La Grèce et l'Italie ont d'ailleurs toujours été les destinations de
mes voyages. En fait, mon long séjour en France m'a surtout amené à faire ce
perpétuel voyage de retour saisonnier et intermittent au pays natal mais par
des circonvolutions qui m'ont fait passer et repasser par l'Italie, feue la
Yougoslavie, la Grèce, et Chypre. La Méditerranée est donc mon domaine, à
quoi s'ajoute la Syrie et la Jordanie, et les préludes aux déserts d'Arabie. En plus des vieux temples antiques
perdus dans les montagnes, je suis grand amateur d'architecture baroque et
classique. Rome est une ville dont je raffole, ainsi que le Marais Parisien, à
cause entre autres de l'Hôtel de Soubise. J'aime la place Vendôme et celle
(défigurée) des Victoires, et l’Hôtel de Varenne. Mais je raffole aussi
de tous les baroques impurs, celui de Sicile, de Provence, et mon rêve est
d'aller à Ouro-Prêto, au Brésil.
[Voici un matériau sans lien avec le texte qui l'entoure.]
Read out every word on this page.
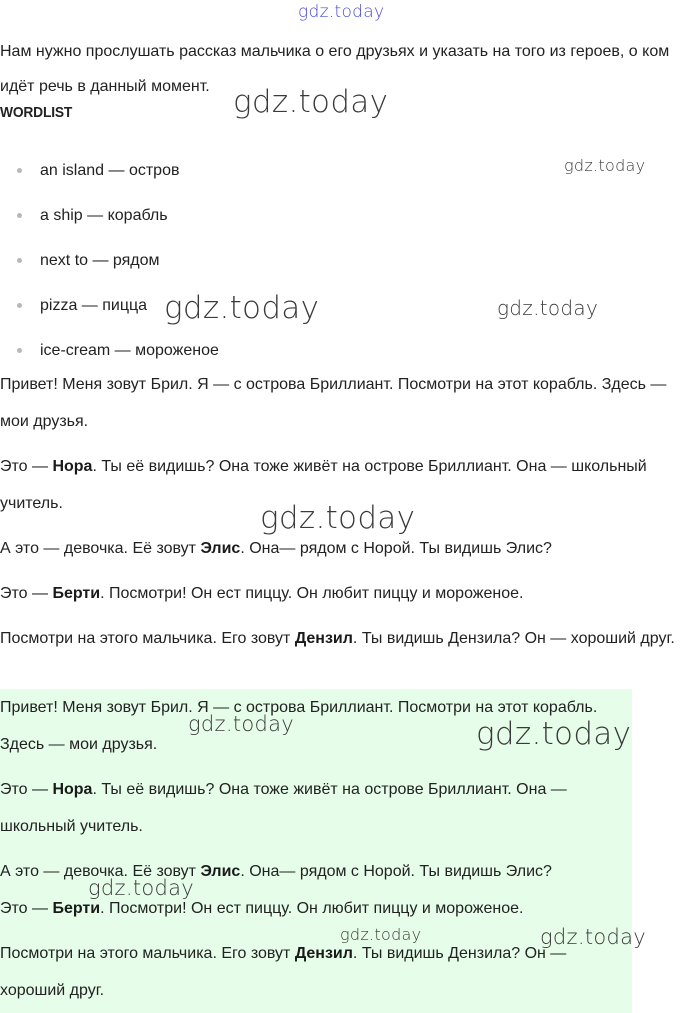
gdz.today

Нам нужно прослушать рассказ мальчика о его друзьях и указать на того из героев, о ком идёт речь в данный момент.

WORDLIST
an island — остров
a ship — корабль
next to — рядом
pizza — пицца
ice-cream — мороженое

Привет! Меня зовут Брил. Я — с острова Бриллиант. Посмотри на этот корабль. Здесь — мои друзья.

Это — Нора. Ты её видишь? Она тоже живёт на острове Бриллиант. Она — школьный учитель.

А это — девочка. Её зовут Элис. Она— рядом с Норой. Ты видишь Элис?

Это — Берти. Посмотри! Он ест пиццу. Он любит пиццу и мороженое.

Посмотри на этого мальчика. Его зовут Дензил. Ты видишь Дензила? Он — хороший друг.

Привет! Меня зовут Брил. Я — с острова Бриллиант. Посмотри на этот корабль. Здесь — мои друзья.

Это — Нора. Ты её видишь? Она тоже живёт на острове Бриллиант. Она — школьный учитель.

А это — девочка. Её зовут Элис. Она— рядом с Норой. Ты видишь Элис?

Это — Берти. Посмотри! Он ест пиццу. Он любит пиццу и мороженое.

Посмотри на этого мальчика. Его зовут Дензил. Ты видишь Дензила? Он — хороший друг.

gdz.today
gdz.today
gdz.today	gdz.today
gdz.today
gdz.today	gdz.today
gdz.today
gdz.today	gdz.today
A l'exemple de ce
baroque délocalisé, je crois que mes goûts me portent souvent vers ce qui est
le fruit de mélanges, dans l'architecture (qui me pousse par exemple à aimer
plus que par simple goût de mon terroir, l'architecture libanaise, mélange de
vénitien, d'ottoman et d'arabe), mais aussi dans l'onomastique, les paysages,
la culture et on revient à ce que je disais plus haut. Une de mes activités
favorite est de chercher des exemples des « mélanges » les plus inattendus ou
les moins connus (minarets dans les alpages d'Europe centrale, architecture
viennoise du grand souk de Damas, rococo dans l'architecture ottomane
tardive, peinture de style byzantin pour décrire des scènes de beuveries dans
les palais arabes du désert syrien…). Je collectionne ces petites
raretés comme d'autres les timbres ou les papillons. Des amis ont suggéré que
je fasse avec tout ça un supplément au Petit Traité et ont par ailleurs proposé
de créer un site Internet… Bref, je suis très sensible à toutes les
formes de métissages culturels et aux hommes qui les vivent et les assument.
Je suis donc extrêmement fier d'incarner moi-même le mélange, en sa forme la
moins confortable peut-être, celle de chrétien arabe, avec tous les très
esthétiques paradoxes que ces deux mots ensemble peuvent donner à entendre.
Et ce mélange, je suis assez content aussi de l'avoir encore accentué par mon
mariage.
Pour finir, et en ce qui concerne mes « préférences »
littéraires, je dirais pour aller vite que ma bibliothèque idéale
comporterait l'Iliade et l'Odyssée, l'Eneide,
ainsi que ces deux grands livres d'héroïsme et de folie que sont les Sept
piliers de la sagesse de T.E. Lawrence, et Diadorim de João
Guimarães Rosa. Et puis Stendhal, Giono, Proust, Claude Simon, Gabriel Garcia Marquez, Salman Rushdie et
Olivier Rolin. Mais il y a aussi d'autres choses que j'aime, en vrac, Gracq, Volodine, Whitman. Et si je
devais déclarer quel serait le livre que j'emporterai sur une île déserte,
aujourd'hui, comme ça, je dirais que c'est le volume de Saint-John
Perse chez Gallimard comportant Eloges, Anabase et la Gloire
des rois. Et puis il est important de signaler
que je m'intéresse beaucoup (universitairement et
personnellement) à ce qu'on appelle les littératures europhones,
c'est-à-dire les littératures produites en langues européennes par des
écrivains non européens (anglophones, francophones, hispanophones ou
lusophones) et cela pour des raisons évidentes liées à ce que je disais plus
haut sur le métissage et l'acculturation.